I am going though a proof, one of the steps of which reads like this:
Let $h$ be a $C^3$, strictly decreasing, and log-convex function from $R_{++}$ to $R_{++}$. Then:
$\lim_{p \rightarrow \infty} p h'(p) = 0$
The proof goes like this:
By Fundamental Theorem of Calculus: $$h(p) = h(1) + \int_1^p h'(x)dx = h(1) + ph'(p) - h'(1) - \int_1^p x h''(x)dx$$
where the second equality is obtained integrating by parts. Then:
$$p h'(p) = h(p) - h(1) + h'(1) + \int_1^p x h''(x)dx$$
Since $h$ is positive and decreasing it has a finite limit when $p \rightarrow \infty$.
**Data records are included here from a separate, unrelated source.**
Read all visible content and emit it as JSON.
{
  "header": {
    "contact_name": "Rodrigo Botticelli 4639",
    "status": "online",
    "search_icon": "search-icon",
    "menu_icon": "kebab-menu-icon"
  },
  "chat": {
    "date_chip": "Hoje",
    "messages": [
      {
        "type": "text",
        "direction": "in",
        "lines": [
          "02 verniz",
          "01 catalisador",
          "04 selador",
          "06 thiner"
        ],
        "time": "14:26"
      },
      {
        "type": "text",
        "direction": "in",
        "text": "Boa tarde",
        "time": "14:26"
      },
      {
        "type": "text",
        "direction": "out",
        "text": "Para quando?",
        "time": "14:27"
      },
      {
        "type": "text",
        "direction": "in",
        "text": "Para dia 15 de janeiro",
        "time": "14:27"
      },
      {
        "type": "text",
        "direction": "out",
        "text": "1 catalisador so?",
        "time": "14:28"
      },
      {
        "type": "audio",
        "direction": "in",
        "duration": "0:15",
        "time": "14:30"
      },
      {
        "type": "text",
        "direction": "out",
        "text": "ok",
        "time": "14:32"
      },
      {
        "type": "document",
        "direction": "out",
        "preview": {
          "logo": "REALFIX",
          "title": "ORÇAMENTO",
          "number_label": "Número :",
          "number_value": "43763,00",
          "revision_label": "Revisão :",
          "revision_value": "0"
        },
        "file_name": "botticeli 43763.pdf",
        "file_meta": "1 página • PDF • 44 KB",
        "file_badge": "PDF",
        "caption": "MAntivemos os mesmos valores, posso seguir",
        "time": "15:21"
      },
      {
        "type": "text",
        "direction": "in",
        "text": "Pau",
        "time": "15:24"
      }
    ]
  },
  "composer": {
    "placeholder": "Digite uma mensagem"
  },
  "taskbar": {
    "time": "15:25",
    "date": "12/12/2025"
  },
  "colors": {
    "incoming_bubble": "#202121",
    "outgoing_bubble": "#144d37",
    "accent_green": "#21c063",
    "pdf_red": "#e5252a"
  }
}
Since $h$ is log-convex $(\log(h))'' = \frac{h''h - {h'}^2}{h^2} \geq 0$, which implies $h'' \geq 0$.
Everything is good so far. Now, the proof follows:
Therefore, the function $p \rightarrow \int_1^p x h''(x)dx$ is non-decreasing, and that function has a limit at infinity.
I get that if $h'' \geq 0$ the integral over a positive interval would be non-decreasing. But how does it follow from that (or anything else) that the limit of $\int_1^p x h''(x)dx$ exists?
Since $h(p)\ge 0$ and $h'(p)\le 0$ we have $$ \int_1^pxh''(x)\,dx=h(1)-h'(1)-h(p)+ph'(p)\le h(1)-h'(1), $$ hence, bounded above. Plus increasing.